The C++ Source File(s)

The idea of the C++ file is to write all the computation in C++, using the classes from the Tomographer framework.

Most of the useful generic classes in the Tomographer framework are instantiated with standard template arguments and exposed to Python. See the tpy namespace for the API documentation.

A set of C++ typedefs are provided, which are already exposed to Python via the tomographer module. You’ll find the types tpy::RealType and tpy::CountIntType (by default, double and int, respectively) which serve as template arguments for most classes. For instance, the template class Histogram is typedef’ed as tpy::Histogram.

These classes are then exposed to Python in the tomographer module. When writing your own custom module, you can take advantage of these existing tools so that you don’t have to expose all these helper types yourself; rather they can be transparently passed between Python to/from C++.

The Python setup.py file

This is a standard setup.py file for packaging Python packages, using setuptools. Read up on that (and then try to not commit hara-kiri).
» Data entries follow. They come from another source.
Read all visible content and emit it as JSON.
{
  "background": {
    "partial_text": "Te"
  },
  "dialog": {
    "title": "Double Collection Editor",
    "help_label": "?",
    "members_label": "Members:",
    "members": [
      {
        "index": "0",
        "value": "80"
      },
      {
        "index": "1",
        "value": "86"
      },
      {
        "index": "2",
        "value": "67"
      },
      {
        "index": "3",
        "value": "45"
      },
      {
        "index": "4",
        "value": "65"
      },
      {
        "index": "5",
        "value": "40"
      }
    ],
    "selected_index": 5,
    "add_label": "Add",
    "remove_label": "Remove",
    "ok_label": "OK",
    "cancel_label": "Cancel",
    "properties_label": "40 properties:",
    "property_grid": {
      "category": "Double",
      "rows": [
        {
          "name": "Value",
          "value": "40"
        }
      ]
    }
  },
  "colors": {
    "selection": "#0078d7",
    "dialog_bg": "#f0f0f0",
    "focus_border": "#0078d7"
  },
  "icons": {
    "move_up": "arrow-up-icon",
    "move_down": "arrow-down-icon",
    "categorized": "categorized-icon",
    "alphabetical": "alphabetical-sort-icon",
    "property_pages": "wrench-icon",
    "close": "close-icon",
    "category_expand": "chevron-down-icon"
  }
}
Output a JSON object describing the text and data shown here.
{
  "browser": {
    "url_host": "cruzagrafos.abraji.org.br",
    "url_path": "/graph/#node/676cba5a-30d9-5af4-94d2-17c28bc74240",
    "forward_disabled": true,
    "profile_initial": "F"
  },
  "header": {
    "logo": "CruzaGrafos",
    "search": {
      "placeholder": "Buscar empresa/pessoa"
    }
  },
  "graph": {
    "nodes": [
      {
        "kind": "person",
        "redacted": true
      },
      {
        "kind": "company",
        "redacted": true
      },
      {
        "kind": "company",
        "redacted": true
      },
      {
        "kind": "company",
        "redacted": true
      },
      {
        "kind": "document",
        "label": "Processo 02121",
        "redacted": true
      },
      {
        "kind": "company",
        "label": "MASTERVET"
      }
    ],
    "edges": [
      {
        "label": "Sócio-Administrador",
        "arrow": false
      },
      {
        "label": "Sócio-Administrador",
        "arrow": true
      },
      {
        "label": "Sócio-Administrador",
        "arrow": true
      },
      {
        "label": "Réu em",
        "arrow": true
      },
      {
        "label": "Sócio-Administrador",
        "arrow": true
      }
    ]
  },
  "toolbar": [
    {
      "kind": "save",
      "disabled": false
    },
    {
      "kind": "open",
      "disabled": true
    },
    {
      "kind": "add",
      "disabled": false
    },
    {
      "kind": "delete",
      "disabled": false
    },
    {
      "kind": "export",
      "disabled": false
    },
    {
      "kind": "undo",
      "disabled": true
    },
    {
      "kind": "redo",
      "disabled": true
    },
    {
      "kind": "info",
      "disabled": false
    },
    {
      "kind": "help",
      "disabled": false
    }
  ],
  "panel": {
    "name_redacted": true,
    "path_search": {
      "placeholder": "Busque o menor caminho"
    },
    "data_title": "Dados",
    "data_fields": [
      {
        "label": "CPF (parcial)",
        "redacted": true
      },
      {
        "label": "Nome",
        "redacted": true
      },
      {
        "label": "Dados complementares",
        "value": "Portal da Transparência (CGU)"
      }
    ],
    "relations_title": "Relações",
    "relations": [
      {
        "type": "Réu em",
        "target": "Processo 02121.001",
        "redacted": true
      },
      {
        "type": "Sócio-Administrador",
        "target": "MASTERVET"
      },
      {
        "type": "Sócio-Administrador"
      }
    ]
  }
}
There are various flags which need to be set when compiling your module, which you can simply steal from the tomographer module: indeed, the tomographer module exposes the flags it was compiled with, so you can just recycle them.

This setup.py script allows the user (you!) to specify options as environment variables, for instance:

>  CXX_FLAGS="-O0 -g3 -UNDEBUG -march=generic -std=c++11"  python setup.py build

This is done by using the Vars class: you give it a set of variables and default values, if the variable exists as an environment variable it is read there, else it takes the default value.

Note that if you need to find other custom libraries or include headers, you can use the utilities tomographer.include.find_include_dir() or tomographer.include.find_lib().